NHS fiddles the books
The health service is set to record a surplus of nearly 1 billion pounds this year after desperate measures turned its finances around. David Nicholson, the chief executive of the NHS, has predicted a surplus of 983 million in 2007-08, up from 510 million in 2006-07. It is a rapid turnaround from the 54 million deficit recorded in 2005-06 that blighted Patricia Hewitt’s term as Health Secretary.
The number of NHS organisations in deficit has fallen sharply, with only 22 of 341 expecting not to show a surplus by the end of the year. However, some of these 22 organisations have seen their deficits grow. Leicestershire County and Rutland Primary Care Trust, for example, is expecting a 22.7 million deficit at the end of 2007-08, up from 17.8 million the previous year. A few organisations, including the University Hospitals Coventry and Warwickshire NHS Trust and the East of England Strategic Health Authority, are expected to slip into the red for the first time.
The forecast 983 million surplus would be ploughed back into patient care, Mr Nicholson said.
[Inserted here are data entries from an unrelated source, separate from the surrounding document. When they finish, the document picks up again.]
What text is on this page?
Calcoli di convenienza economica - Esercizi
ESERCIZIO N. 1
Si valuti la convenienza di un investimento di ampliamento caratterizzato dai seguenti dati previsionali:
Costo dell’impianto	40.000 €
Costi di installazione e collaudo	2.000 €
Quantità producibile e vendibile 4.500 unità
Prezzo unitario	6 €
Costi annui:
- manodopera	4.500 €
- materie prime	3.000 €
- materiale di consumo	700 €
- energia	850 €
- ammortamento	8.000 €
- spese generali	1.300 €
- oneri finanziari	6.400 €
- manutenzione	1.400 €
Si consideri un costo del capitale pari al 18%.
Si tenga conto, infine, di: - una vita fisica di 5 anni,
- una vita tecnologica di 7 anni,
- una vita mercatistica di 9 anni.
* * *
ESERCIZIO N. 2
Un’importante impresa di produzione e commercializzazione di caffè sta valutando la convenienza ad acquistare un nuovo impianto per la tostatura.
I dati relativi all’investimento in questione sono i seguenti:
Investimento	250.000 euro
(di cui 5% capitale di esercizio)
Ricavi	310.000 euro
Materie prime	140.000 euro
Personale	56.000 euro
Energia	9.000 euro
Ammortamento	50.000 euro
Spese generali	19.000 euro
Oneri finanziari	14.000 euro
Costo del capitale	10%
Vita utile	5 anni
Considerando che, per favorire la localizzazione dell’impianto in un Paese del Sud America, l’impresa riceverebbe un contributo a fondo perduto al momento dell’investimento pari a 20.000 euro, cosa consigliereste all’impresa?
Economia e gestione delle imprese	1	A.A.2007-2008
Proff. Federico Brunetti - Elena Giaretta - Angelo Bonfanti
The NHS gross deficit - the total deficit of individual organisations - is expected to be £204 million this financial year, down from 911 million in 2006-07. The Prime Minister said that the turnaround meant that the Government could now put money into other areas of the NHS. Gordon Brown said: “We are talking about more access, more money to tackle hospital infections and measures to ensure people get the best personal care. “People know that the health service has 80,000 more nurses and 20,000 more doctors and we are building more hospitals. Some have already been completed. People do understand the health service is getting better but it is going to get even better.” Alan Johnson, the Health Secretary, said: “We have to stay within budgets. This means we have got a surplus of 1.3 per cent of the total budget, which is just about where it should be. We can spend that money on additional services. That money belongs to the NHS.”
But critics said that the Government should also count the cost of getting back into balance. Peter Carter, general secretary of the Royal College of Nursing, said: “In our view, freezing and deleting health workers’ posts, cutting services to patients and raiding training budgets is not the right way to balance the books. “We now have a curious situation where the NHS is forecasting a surplus of nearly 1 billion but is unable to find jobs for thousands of newly qualified nurses desperate to put their skills and commitment to work. “At the same time, nurses already working on hospital wards and in the community have seen their workloads increase as they are expected to do ever more with even fewer resources. “If there is taxpayers’ money lying idle in NHS banks accounts, let us put it to good use by investing it in front-line staff and getting thousands of newly qualified nurses into work.”
Stephen O’Brien, the Shadow Health Minister, said: “How can it be right for strategic health authorities to hold back money from local hospitals when they are fighting to keep services open?” Hamish Meldrum, chairman of the British Medical Association, said: “The question now is, what is going to be done with the surplus? We would like crucial budgets to be restored, and longer-term, cost-effective policies to be adopted. In future, it’s important that we don’t go through a further turmoil of boom and bust.”